What is the connection in my opinion between the Jarrars and Riverbend and Wildfirejo and White Separatists? They didn't reason their way INTO their current opinions, so consequently their opinions reflect their uncritical emotions:
1. The US is killing Iraqis (oh really? I thought they were fighting thugs who wanted to unstablize Iraq...oh! Your counting those too!)
2. Iraq is still suffering a year after Saddam was removed (a year is not really a long time to solve that sort of thing and if the insurgents would stop blowing people up more NGO volunteers would come to help and foreigners would invest in the country and things would improve).
3. Iraq is not secure (well every time the Coalition tries to solve the insecurity problem, you complain).

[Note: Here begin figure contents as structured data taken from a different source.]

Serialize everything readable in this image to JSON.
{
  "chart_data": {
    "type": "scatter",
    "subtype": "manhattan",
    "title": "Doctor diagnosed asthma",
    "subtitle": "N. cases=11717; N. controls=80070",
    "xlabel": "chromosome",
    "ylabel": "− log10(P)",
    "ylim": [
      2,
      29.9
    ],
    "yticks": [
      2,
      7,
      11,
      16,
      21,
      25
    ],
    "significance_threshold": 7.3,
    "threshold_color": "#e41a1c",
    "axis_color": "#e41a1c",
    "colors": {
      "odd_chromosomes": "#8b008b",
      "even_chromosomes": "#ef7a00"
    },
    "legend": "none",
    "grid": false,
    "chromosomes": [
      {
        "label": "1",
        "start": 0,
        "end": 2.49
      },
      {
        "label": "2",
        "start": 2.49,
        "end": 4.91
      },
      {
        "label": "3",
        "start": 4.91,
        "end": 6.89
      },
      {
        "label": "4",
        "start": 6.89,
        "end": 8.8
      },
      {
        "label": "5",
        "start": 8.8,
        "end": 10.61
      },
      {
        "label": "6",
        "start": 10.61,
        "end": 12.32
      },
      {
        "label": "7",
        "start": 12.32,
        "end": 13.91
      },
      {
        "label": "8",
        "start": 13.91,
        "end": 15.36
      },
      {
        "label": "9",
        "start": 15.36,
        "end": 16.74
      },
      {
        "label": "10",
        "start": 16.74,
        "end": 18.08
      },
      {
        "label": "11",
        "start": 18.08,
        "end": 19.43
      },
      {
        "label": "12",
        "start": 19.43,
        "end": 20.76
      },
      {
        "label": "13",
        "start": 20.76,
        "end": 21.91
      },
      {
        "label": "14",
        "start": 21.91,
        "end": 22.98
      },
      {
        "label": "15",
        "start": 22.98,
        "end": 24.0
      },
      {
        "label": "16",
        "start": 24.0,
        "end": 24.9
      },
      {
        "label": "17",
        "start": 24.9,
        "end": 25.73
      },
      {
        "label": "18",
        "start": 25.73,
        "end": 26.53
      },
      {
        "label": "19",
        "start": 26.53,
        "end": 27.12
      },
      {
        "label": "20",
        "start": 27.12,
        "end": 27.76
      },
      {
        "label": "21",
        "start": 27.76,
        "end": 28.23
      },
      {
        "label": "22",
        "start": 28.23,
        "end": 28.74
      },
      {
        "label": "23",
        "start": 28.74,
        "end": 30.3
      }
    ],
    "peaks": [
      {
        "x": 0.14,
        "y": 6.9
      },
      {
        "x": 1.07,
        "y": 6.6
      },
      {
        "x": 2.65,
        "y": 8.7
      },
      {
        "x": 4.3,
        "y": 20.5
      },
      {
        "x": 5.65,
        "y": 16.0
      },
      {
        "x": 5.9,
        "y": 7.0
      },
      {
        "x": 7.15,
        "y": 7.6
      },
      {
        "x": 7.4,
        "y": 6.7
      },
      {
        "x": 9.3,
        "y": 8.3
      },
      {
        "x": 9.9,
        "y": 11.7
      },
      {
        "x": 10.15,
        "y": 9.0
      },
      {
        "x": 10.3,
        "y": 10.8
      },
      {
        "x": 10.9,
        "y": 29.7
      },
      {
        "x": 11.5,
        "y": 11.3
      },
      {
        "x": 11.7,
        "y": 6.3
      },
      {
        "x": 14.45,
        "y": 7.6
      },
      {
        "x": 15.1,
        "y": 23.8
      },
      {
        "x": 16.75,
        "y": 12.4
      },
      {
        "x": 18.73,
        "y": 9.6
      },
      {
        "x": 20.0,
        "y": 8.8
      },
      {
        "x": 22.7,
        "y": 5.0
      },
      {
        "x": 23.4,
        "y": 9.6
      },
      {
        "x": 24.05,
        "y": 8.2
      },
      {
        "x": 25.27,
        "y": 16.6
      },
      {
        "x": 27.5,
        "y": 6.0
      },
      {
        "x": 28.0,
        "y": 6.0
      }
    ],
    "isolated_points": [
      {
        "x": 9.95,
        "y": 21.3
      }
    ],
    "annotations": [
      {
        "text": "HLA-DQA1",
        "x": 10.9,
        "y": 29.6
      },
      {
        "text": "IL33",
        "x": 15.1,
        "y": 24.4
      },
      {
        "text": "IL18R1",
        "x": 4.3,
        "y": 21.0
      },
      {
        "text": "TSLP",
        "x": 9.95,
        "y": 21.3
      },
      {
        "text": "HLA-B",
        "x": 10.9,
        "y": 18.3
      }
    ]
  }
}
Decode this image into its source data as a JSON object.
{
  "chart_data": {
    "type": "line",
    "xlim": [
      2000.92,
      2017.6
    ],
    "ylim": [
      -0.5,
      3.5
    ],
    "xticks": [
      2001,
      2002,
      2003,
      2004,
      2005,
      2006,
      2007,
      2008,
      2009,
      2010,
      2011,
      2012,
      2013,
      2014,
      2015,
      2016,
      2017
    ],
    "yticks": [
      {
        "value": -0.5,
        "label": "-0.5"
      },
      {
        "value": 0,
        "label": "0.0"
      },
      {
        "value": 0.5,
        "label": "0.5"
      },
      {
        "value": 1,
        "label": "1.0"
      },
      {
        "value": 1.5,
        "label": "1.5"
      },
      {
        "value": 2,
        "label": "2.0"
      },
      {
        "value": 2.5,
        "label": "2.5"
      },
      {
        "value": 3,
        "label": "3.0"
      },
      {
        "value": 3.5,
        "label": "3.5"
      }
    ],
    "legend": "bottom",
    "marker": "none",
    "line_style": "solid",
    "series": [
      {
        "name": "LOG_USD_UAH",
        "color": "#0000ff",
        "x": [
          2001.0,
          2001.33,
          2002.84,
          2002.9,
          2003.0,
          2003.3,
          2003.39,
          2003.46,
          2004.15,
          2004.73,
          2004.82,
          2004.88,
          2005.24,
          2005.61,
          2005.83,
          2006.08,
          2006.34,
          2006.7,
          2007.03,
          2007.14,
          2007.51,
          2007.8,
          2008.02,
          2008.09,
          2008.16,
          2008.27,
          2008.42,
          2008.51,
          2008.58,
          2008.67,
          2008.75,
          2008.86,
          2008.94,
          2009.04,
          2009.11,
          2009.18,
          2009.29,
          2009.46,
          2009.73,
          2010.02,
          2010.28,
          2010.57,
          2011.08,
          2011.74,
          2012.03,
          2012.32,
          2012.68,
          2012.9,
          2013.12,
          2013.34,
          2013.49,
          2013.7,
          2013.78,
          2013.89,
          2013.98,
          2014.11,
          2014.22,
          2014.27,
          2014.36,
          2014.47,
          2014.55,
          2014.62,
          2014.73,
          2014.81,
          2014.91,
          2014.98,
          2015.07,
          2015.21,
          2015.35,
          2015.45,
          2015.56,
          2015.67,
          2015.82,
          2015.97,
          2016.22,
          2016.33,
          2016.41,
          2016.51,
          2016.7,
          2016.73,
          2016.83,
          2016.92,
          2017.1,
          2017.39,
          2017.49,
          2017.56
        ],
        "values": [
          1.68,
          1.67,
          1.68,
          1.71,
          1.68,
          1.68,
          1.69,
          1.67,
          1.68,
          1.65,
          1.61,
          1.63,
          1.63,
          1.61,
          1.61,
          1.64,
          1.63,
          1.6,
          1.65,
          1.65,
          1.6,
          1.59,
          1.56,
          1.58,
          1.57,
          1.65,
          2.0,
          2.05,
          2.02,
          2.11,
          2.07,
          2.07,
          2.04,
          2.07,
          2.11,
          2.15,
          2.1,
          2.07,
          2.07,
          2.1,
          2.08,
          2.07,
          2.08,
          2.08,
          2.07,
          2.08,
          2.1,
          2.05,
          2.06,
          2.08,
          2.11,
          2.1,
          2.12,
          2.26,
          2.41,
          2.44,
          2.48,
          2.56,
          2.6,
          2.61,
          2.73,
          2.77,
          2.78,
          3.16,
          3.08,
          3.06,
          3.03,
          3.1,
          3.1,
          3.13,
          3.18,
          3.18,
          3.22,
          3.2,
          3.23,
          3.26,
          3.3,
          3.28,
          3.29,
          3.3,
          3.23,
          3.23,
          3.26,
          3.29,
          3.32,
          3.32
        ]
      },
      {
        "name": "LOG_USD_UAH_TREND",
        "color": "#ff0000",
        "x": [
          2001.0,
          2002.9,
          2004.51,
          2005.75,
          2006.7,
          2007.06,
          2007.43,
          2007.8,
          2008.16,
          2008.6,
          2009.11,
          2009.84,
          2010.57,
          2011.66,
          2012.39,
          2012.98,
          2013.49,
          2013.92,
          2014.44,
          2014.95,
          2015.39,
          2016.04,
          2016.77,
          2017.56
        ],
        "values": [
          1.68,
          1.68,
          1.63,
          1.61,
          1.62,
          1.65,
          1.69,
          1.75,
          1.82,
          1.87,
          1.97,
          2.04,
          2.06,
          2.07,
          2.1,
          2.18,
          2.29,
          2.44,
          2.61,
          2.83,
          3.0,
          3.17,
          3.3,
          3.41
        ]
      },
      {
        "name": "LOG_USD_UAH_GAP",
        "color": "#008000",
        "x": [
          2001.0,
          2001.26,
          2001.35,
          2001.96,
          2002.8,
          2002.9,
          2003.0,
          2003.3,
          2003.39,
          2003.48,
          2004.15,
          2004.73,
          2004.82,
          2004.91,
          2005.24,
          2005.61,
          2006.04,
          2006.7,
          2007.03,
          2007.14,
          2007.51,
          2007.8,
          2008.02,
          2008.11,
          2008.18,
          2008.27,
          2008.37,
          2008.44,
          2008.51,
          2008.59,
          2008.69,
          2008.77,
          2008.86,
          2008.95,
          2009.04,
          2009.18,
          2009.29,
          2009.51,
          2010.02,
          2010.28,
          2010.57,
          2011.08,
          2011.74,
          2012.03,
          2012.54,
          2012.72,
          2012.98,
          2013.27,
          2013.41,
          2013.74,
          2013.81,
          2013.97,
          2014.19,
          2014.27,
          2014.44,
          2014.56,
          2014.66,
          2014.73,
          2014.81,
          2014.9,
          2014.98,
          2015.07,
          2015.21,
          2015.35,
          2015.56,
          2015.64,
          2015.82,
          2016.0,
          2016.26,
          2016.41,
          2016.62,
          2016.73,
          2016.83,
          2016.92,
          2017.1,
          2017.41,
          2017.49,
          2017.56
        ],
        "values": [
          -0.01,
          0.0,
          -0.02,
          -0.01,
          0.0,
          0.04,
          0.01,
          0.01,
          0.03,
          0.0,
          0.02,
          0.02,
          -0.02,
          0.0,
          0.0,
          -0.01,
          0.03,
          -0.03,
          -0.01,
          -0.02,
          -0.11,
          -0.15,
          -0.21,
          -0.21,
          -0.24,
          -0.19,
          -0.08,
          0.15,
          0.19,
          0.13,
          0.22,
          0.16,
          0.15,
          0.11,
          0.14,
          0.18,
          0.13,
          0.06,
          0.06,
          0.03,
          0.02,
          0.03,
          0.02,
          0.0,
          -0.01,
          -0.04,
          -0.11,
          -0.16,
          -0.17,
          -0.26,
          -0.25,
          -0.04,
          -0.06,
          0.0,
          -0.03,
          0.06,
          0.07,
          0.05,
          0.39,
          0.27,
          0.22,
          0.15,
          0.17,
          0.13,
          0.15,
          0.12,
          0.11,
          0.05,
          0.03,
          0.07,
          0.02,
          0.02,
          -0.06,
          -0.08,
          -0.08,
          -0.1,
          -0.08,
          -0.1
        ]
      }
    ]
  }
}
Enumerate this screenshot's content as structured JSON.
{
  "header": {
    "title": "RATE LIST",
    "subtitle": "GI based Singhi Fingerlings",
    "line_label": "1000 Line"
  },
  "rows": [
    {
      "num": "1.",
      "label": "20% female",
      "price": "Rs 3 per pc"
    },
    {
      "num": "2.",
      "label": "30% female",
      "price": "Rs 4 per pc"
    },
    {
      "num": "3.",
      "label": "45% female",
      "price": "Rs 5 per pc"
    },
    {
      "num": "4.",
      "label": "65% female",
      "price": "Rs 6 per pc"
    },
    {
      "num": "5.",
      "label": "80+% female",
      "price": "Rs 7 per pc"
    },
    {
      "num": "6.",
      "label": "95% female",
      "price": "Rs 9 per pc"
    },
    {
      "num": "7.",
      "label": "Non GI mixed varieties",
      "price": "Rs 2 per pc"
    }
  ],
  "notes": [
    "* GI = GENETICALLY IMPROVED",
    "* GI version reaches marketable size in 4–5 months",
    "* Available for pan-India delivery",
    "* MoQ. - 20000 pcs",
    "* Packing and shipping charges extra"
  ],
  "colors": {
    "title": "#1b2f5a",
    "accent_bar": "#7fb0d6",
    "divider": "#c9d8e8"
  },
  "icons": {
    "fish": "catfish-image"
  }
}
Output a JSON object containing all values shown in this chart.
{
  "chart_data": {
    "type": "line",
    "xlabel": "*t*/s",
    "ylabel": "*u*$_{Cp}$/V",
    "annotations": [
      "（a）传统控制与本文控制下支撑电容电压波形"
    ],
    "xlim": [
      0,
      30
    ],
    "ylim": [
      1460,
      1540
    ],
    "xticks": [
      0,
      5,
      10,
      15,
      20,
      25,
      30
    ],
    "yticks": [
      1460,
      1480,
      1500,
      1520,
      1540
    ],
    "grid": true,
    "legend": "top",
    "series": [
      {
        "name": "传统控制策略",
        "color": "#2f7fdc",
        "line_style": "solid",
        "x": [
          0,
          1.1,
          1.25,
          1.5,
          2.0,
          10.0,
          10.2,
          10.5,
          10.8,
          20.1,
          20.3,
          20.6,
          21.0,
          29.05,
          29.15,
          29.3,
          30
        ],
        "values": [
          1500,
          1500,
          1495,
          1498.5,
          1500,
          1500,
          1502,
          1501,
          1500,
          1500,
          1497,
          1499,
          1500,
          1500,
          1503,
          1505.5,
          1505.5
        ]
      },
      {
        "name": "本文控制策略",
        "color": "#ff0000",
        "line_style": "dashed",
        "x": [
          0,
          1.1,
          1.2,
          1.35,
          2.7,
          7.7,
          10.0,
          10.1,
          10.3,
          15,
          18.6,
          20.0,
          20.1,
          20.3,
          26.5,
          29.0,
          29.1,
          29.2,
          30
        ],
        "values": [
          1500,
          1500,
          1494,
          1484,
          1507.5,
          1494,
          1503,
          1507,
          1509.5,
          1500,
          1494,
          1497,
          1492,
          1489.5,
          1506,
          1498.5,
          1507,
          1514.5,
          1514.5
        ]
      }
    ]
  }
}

This sort of thinking strikes me as inherently unreasonable, and it is this sort of viewpoint that makes it difficult for some Iraqis (like our bloggers in question) to stop whining and start appreciating the marvelous (oh yes "marvelous" look at the repression and poverty in the other Arab countries and you'll see what I mean) opportunity they and their country have been given.

Momar Watch
There's actually a new film documentary on Momar's "African Heat".

(bad boys, bad boys, whatcha gonna do? Whatcha gonna do when they come for you!)

It's called "Desert Amazons: Qaddafi’s Female Bodyguards".
It's by a young American film student, Rania Ajami. Needless to say I am watching for it at a theater near me. It is currently (apparently) making the rounds in France. Curse the French! Why should they see it first!

Speaking of movies, Joe Bob Briggs, that erstwhile drive-in movie reviewer has a great article about The Mo in The National Interest. Excellent! CMAR2 says check it out. It's got Spelling-Fu.

Also, man oh man! Who is planning Momar's wardrobe. Every time he leaves the house he starts an outrage of the sort previously reserved for Michael Jackson or Madonna. Well anyway, he ought to.